Italy's game with Spain was goalless. Belgium won their next game against Spain so England needed at least a draw in their game against Italy to stay in contention.
They didn't get it. The Italians playing their usual cynical defensive game typified by the inappropriately named defender Claudio Gentile shut England out and then got a goal on the break. To rub salt in the wound the goal was scored by their man-marking specialist Marco Tardelli. I remember Mick Channon once saying he thought Tardelli was going to join him on the toilet. I had assumed the bloke couldn't actually do anything else so it was a shock to see him leave Keegan's side and poke the ball home past Shilton. Greenwood was still doing what he is most often criticised for, refusing to make a judgement call between Clemence and Shilton and playing them in alternate games.
No possible result between Belgium and Italy in the final group game would allow England or Spain to make the Final so the game between them was essentially meaningless. Goals from Brooking and Woodcock gave England a 2-1 win. Belgium held off Italy for a 0-0 to go through to the Final on goal difference and keep England out of the Third Place play off.
It had been a disappointing showing.

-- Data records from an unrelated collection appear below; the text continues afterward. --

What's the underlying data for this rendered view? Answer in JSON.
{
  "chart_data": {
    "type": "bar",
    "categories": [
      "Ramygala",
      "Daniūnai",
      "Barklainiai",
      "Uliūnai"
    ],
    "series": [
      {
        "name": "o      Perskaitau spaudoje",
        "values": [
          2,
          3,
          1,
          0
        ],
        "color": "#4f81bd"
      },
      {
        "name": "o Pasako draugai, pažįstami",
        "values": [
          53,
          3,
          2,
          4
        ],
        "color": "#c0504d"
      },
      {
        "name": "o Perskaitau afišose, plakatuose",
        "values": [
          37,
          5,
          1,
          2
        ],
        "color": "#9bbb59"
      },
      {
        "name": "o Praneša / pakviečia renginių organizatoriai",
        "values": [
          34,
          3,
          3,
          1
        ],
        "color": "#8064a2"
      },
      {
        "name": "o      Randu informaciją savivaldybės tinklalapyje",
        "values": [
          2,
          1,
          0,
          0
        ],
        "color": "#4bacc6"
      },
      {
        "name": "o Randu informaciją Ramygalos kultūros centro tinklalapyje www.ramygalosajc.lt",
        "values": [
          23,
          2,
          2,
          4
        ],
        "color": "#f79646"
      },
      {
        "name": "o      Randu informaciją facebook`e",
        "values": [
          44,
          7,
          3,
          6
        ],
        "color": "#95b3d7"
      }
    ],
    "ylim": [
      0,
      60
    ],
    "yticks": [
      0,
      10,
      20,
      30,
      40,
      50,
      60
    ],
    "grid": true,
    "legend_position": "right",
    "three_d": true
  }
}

Ray Kennedy, perhaps getting the first intimation of the Parkinson's Disease which has subsequently blighted his life, announced his retirement from international football as the squad flew home.
West Germany saw off holders Czechoslovakia, Holland and surprise qualifiers Greece to top their Group and then defeated Belgium 2-1 in the Final.
Not all the matches were shown live and the England v Spain game was on while I was still at school. I think I may have only seen the first two England games and perhaps some highlights from the others.